Shell plc (NYSE: SHEL) has impressed its investors with better-than-expected results for the second quarter of 2022. Its earnings beat in the quarter was 6.3% and sales surprise stood at 21.6%. The company’s share repurchase program for the third quarter helped strengthen the market sentiment.
At the time of writing, the American Depository Receipt (ADR) of this $188.9 billion oil and natural gas company rose 1.5% in the pre-market trading session on Thursday. It is worth noting the SHEL ADRs rose 2.7% to close at $51.42 on Wednesday.
Highlights of Shell’s Q2 Results
In the quarter, Shell’s earnings were $3.06 per ADR, above the consensus estimate of $2.88 per ADR. Also, the bottom line expanded 115.5% on a year-over-year basis.
Revenues totaled $100.06 billion, surpassing the consensus estimate of $82.3 million. Also, the top line grew 65.3% from the year-ago quarter on the back of healthy segmental businesses.
Revenues of the Integrated Gas segment grew 124% year-over-year in the second quarter, while revenues of the Marketing and Chemical & Products segments rose 69.2% and 37.8%, respectively. Also, sales of the Renewables & Energy Solutions segment increased 213.8% year-over-year in the quarter. However, the Upstream segment’s revenues slipped 1.2% from the year-ago quarter.
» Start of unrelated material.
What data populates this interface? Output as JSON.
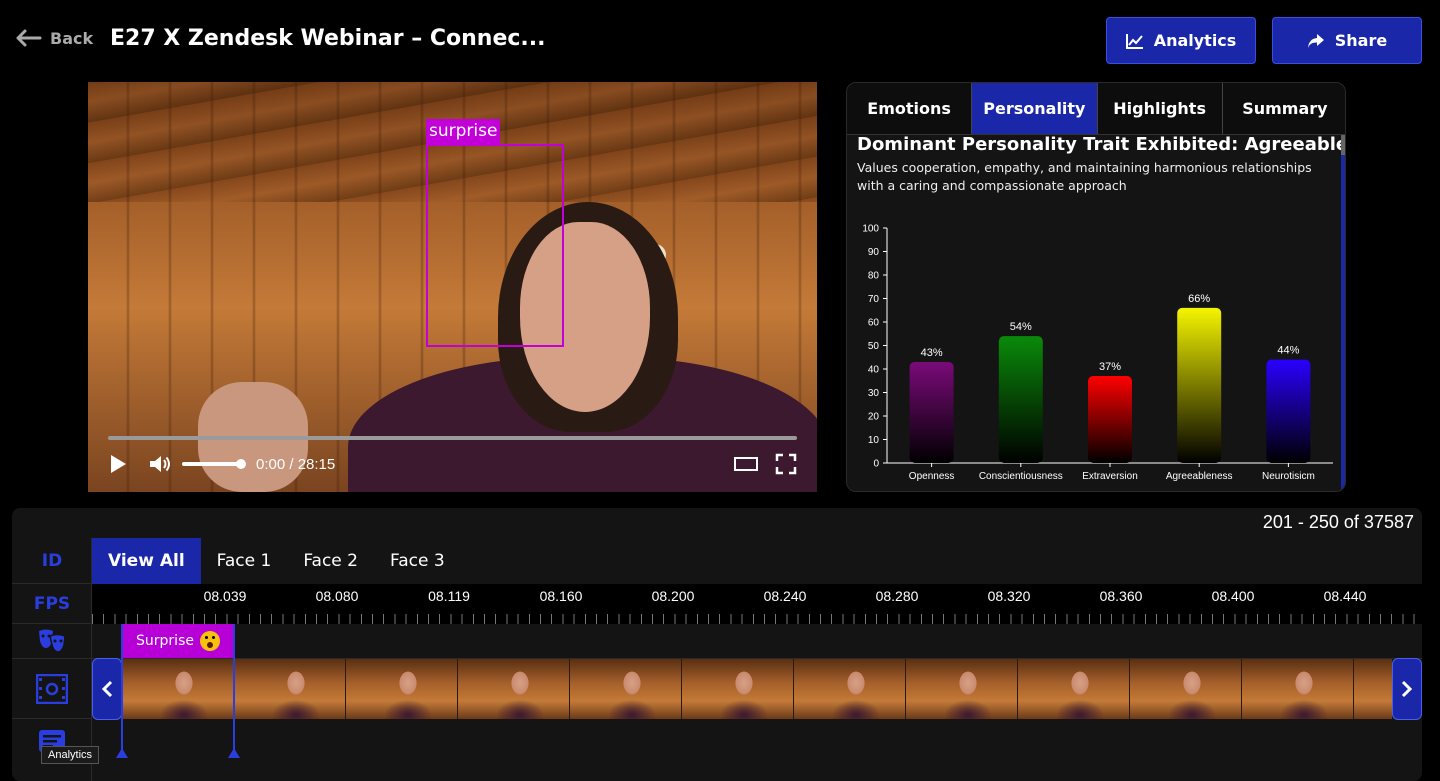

Total production was 944 thousand barrels of oil equivalent per day (kboe/d) in the Integrated Gas segment, up 5.4% sequentially. Also, production in the Upstream segment was 1,917 kboe/d in the second quarter, down 5.3% from the first quarter of 2022.
Total expenses in the quarter expanded 33.5% year-over-year to $76.9 billion. Adjusted earnings were $11.5 million, up 107.3% year-over-year.
Capital Allocation by Shell
In the second quarter of 2022, Shell generated a cash flow of $18.7 billion from operating activities, while its cash and cash equivalents stood at $39 billion at quarter-end. From its available resources, the company used $6.7 billion for capital expenditure and $2.5 billion to repay debts. Exiting the second quarter, long-term debts were $77.2 billion.
The company’s cash dividends to shareholders were $1.9 billion (dividend yield is 3.59%) and share buybacks were worth $5.5 billion. Shell anticipates completing its $6 billion share buyback program in the third quarter.
Shell’s Projections for Q3 and 2022
For 2022, the company expects capital expenditure to be within the $23-$27 billion range.
Total production is anticipated to be 890-940 kboe/d in the Integrated Gas segment and 1,750-1,950 kboe/d in the Upstream segment in the third quarter.
Wall Street Is Optimistic about Shell Stock
As per TipRanks, analysts are optimistic about the prospects of Shell and have a Strong Buy consensus rating based on three Buys and one Hold. SHEL’s average price forecast of $69.25 suggests 34.68% upside from the current level.
Bloggers Are Bullish on Shell
According to TipRanks, financial bloggers are 97% Bullish on SHEL stock, compared with the sector average of 69%.
Concluding Remarks for Shell’s Investors
Following the company’s second-quarter results, it is evident that its fundamentals are very strong, even amid an uncertain economic environment. The company’s efforts to build its resources and reward stakeholders through dividends and share buybacks could further help strengthen its investment appeal.